An App Store update is the process a developer completes in order to update an app in the App Store using App Store Connect, Apple’s platform for releasing new and updated apps. 

An update is a newer version of the app than the one that’s available to download in the App Store. The developer will submit the new version, wait for approval from Apple before publishing and making it available for download. An app developer must go through an App Store update if there are new features or bug fixes that will improve the experience for the end-user. Alternatively, a developer can intend to update their app only to change the metadata on the app’s product page or the keyword metadata to improve an app’s ranking.

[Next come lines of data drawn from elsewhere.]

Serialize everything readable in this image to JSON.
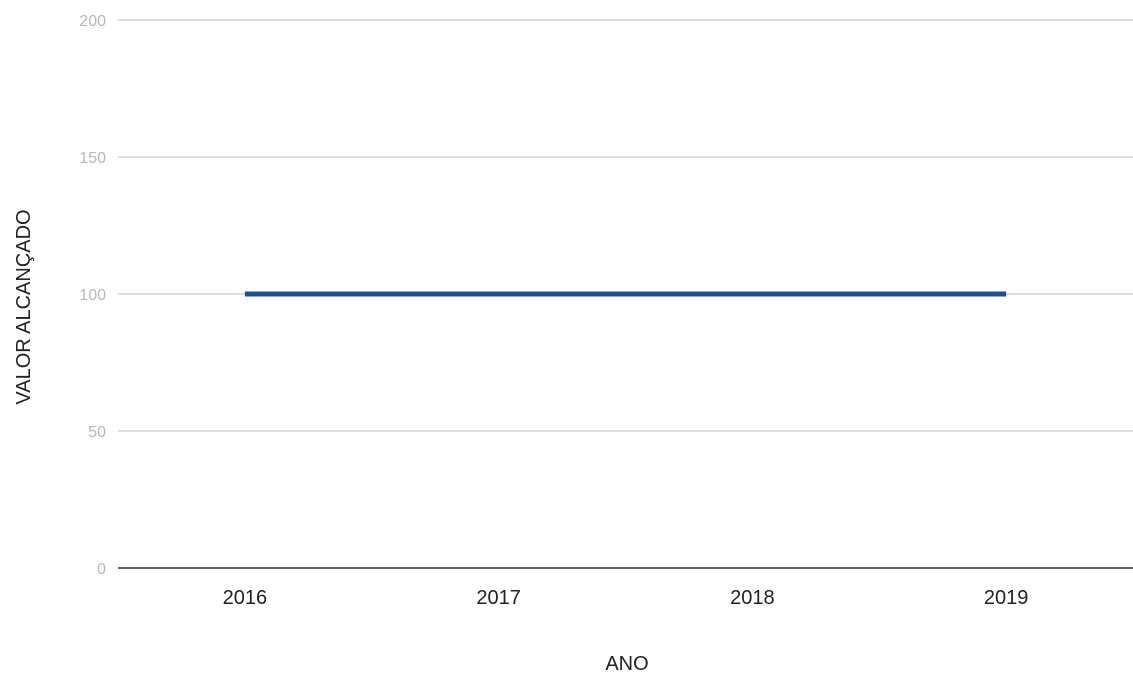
{
  "chart_data": {
    "type": "line",
    "title": "",
    "xlabel": "ANO",
    "ylabel": "VALOR ALCANÇADO",
    "categories": [
      "2016",
      "2017",
      "2018",
      "2019"
    ],
    "series": [
      {
        "values": [
          100,
          100,
          100,
          100
        ],
        "color": "#1f4e8c"
      }
    ],
    "ylim": [
      0,
      200
    ],
    "yticks": [
      0,
      50,
      100,
      150,
      200
    ],
    "grid": true,
    "legend": "none"
  }
}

Why an App Store Update Is Important

When an app is updated in the App Store, it signals to users that an app is live and supported and hasn’t been left untouched since launch. This is important reassurance. To put frequency of updates into context, top apps (household name apps) are usually updated every four to six weeks with some updating every three weeks. 

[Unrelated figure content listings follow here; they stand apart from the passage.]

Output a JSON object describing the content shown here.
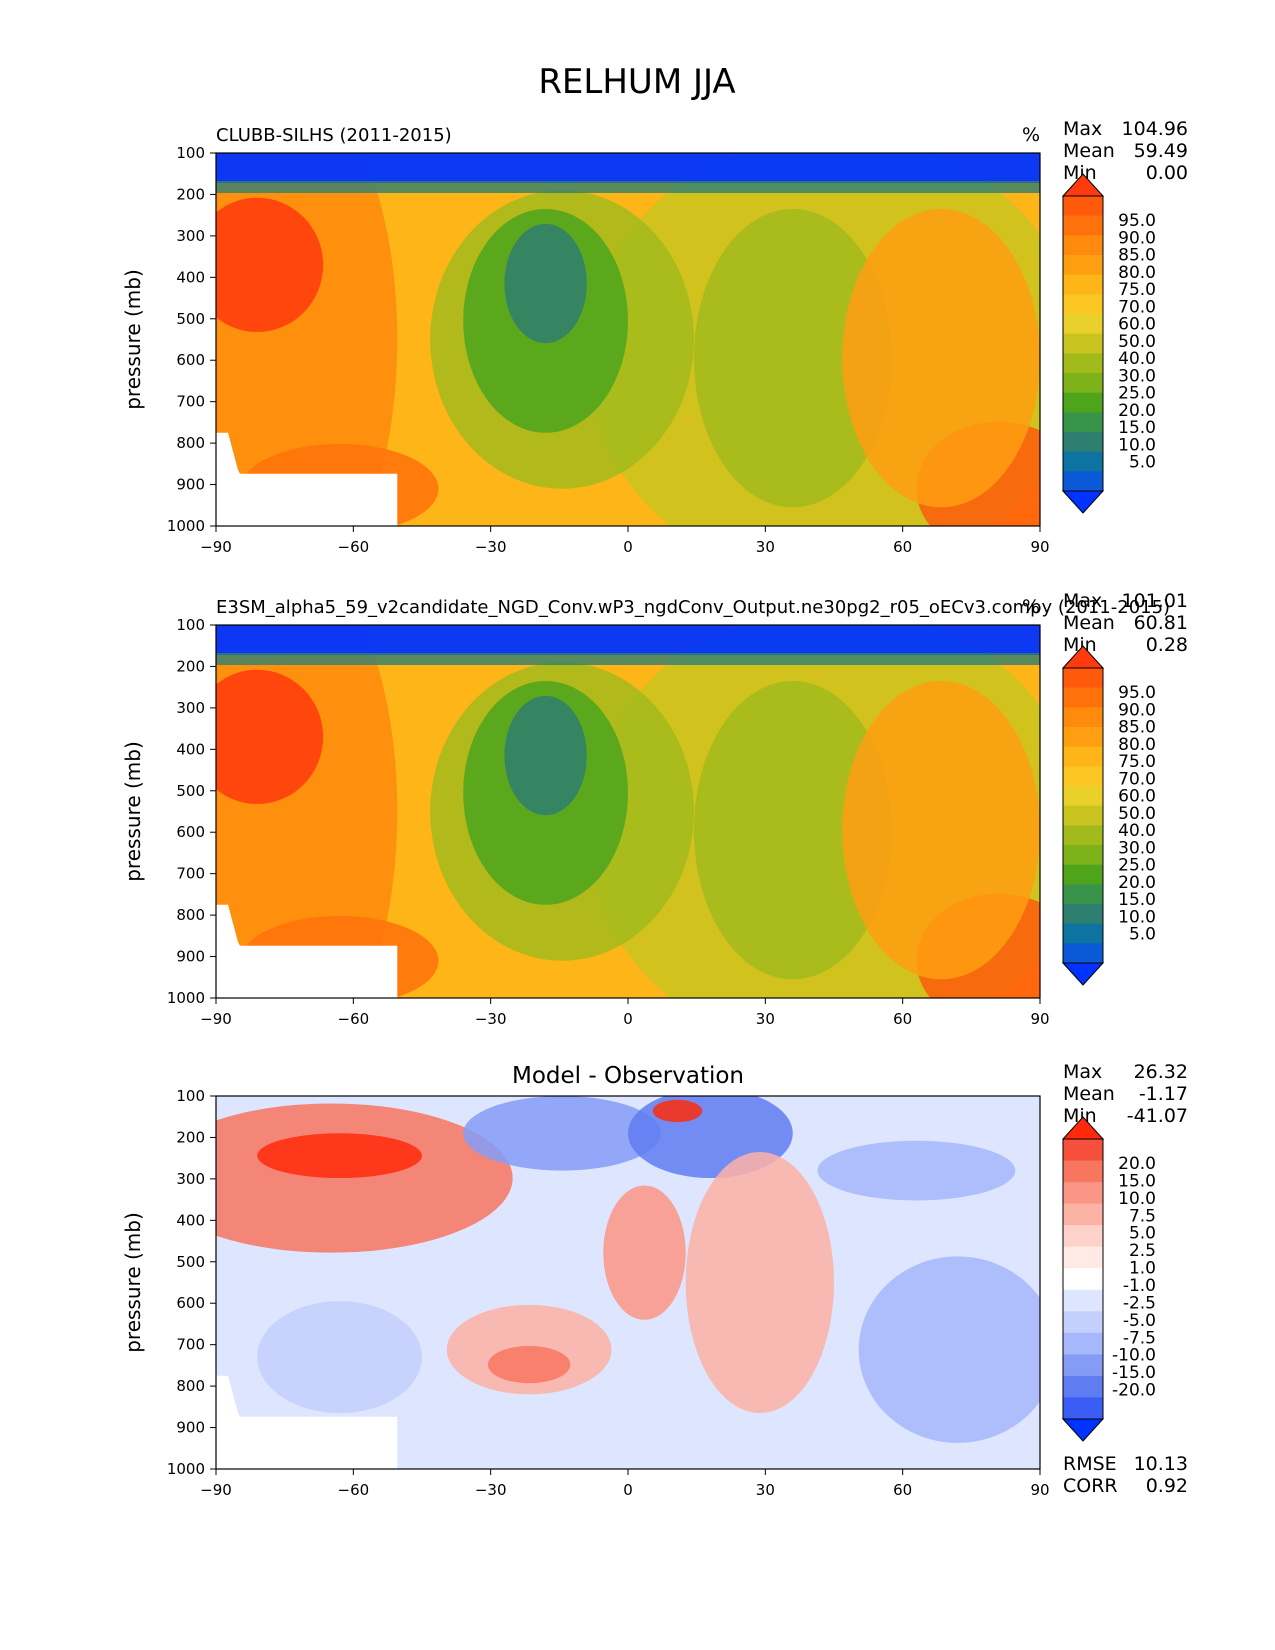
{
  "figure_title": "RELHUM JJA",
  "chart_data": [
    {
      "type": "heatmap",
      "title": "CLUBB-SILHS (2011-2015)",
      "units": "%",
      "xlabel": "",
      "ylabel": "pressure (mb)",
      "xlim": [
        -90,
        90
      ],
      "ylim": [
        1000,
        100
      ],
      "xticks": [
        "−90",
        "−60",
        "−30",
        "0",
        "30",
        "60",
        "90"
      ],
      "yticks": [
        "100",
        "200",
        "300",
        "400",
        "500",
        "600",
        "700",
        "800",
        "900",
        "1000"
      ],
      "stats": [
        {
          "label": "Max",
          "value": "104.96"
        },
        {
          "label": "Mean",
          "value": "59.49"
        },
        {
          "label": "Min",
          "value": "0.00"
        }
      ],
      "colorbar_labels": [
        "95.0",
        "90.0",
        "85.0",
        "80.0",
        "75.0",
        "70.0",
        "60.0",
        "50.0",
        "40.0",
        "30.0",
        "25.0",
        "20.0",
        "15.0",
        "10.0",
        "5.0"
      ],
      "colorbar_colors": [
        "#ff3a0d",
        "#ff5a0c",
        "#ff720b",
        "#ff8a0d",
        "#ff9e10",
        "#feb518",
        "#fbc522",
        "#e9d02a",
        "#c9c420",
        "#a3ba1c",
        "#7db21a",
        "#4ea51c",
        "#37944a",
        "#2e7f70",
        "#0d73a0",
        "#0a5ad8",
        "#0033ff"
      ]
    },
    {
      "type": "heatmap",
      "title": "E3SM_alpha5_59_v2candidate_NGD_Conv.wP3_ngdConv_Output.ne30pg2_r05_oECv3.compy (2011-2015)",
      "units": "%",
      "xlabel": "",
      "ylabel": "pressure (mb)",
      "xlim": [
        -90,
        90
      ],
      "ylim": [
        1000,
        100
      ],
      "xticks": [
        "−90",
        "−60",
        "−30",
        "0",
        "30",
        "60",
        "90"
      ],
      "yticks": [
        "100",
        "200",
        "300",
        "400",
        "500",
        "600",
        "700",
        "800",
        "900",
        "1000"
      ],
      "stats": [
        {
          "label": "Max",
          "value": "101.01"
        },
        {
          "label": "Mean",
          "value": "60.81"
        },
        {
          "label": "Min",
          "value": "0.28"
        }
      ],
      "colorbar_labels": [
        "95.0",
        "90.0",
        "85.0",
        "80.0",
        "75.0",
        "70.0",
        "60.0",
        "50.0",
        "40.0",
        "30.0",
        "25.0",
        "20.0",
        "15.0",
        "10.0",
        "5.0"
      ],
      "colorbar_colors": [
        "#ff3a0d",
        "#ff5a0c",
        "#ff720b",
        "#ff8a0d",
        "#ff9e10",
        "#feb518",
        "#fbc522",
        "#e9d02a",
        "#c9c420",
        "#a3ba1c",
        "#7db21a",
        "#4ea51c",
        "#37944a",
        "#2e7f70",
        "#0d73a0",
        "#0a5ad8",
        "#0033ff"
      ]
    },
    {
      "type": "heatmap",
      "title": "Model - Observation",
      "units": "",
      "xlabel": "",
      "ylabel": "pressure (mb)",
      "xlim": [
        -90,
        90
      ],
      "ylim": [
        1000,
        100
      ],
      "xticks": [
        "−90",
        "−60",
        "−30",
        "0",
        "30",
        "60",
        "90"
      ],
      "yticks": [
        "100",
        "200",
        "300",
        "400",
        "500",
        "600",
        "700",
        "800",
        "900",
        "1000"
      ],
      "stats": [
        {
          "label": "Max",
          "value": "26.32"
        },
        {
          "label": "Mean",
          "value": "-1.17"
        },
        {
          "label": "Min",
          "value": "-41.07"
        }
      ],
      "extra_stats": [
        {
          "label": "RMSE",
          "value": "10.13"
        },
        {
          "label": "CORR",
          "value": "0.92"
        }
      ],
      "colorbar_labels": [
        "20.0",
        "15.0",
        "10.0",
        "7.5",
        "5.0",
        "2.5",
        "1.0",
        "-1.0",
        "-2.5",
        "-5.0",
        "-7.5",
        "-10.0",
        "-15.0",
        "-20.0"
      ],
      "colorbar_colors": [
        "#ff2a0a",
        "#f4503c",
        "#f87560",
        "#fb9585",
        "#fdb2a6",
        "#fed2cb",
        "#ffeae6",
        "#ffffff",
        "#dde5ff",
        "#c3cffd",
        "#a6b7fb",
        "#859cf7",
        "#5f7cf2",
        "#3a5df5",
        "#0033ff"
      ]
    }
  ]
}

It’s worth outlining the distinction between updating the code of an app (highlighting new features and bug fixes) and updating the metadata. The metadata are elements such as screenshots, the app icon, title etc. The above can only be changed by the submission of a new build. 

App Store Update and ASO

Yes, updating the content of an app with new features, or fixing bugs that have been detrimental to the users’ experience are vital. But for ASO, updating and improving the metadata on an app product page breathes new life to an app which will keep ‘conversion rate decay’ at bay. This decaying is the phenomenon whereby conversion rates drop due to unchanged marketing visuals and messages over time. If an audience is only exposed to ‘old’ unengaging creatives on an app’s product page that if they didn’t appeal to users (for whatever reason) enough to convert them on their first visit, likely won’t convert them if they were to visit again. If we break users into two groups it shows clearly where the focus needs to be:

  1. Users who visit the page, engage with the creative / messaging and are successfully converted to download. Great, no problem.
  2. Users who visit the page fail to engage with the creatives shown and therefore don’t install the app. Problem. In order to see an increase in conversion rates from this group, creatives / messaging will need to be refreshed. 

Essentially ASO plays a big part in understanding which creatives / messaging work or don’t work for an app’s audience, and only an app update that brings refreshed metadata will prevent conversion rate decay and improve conversions.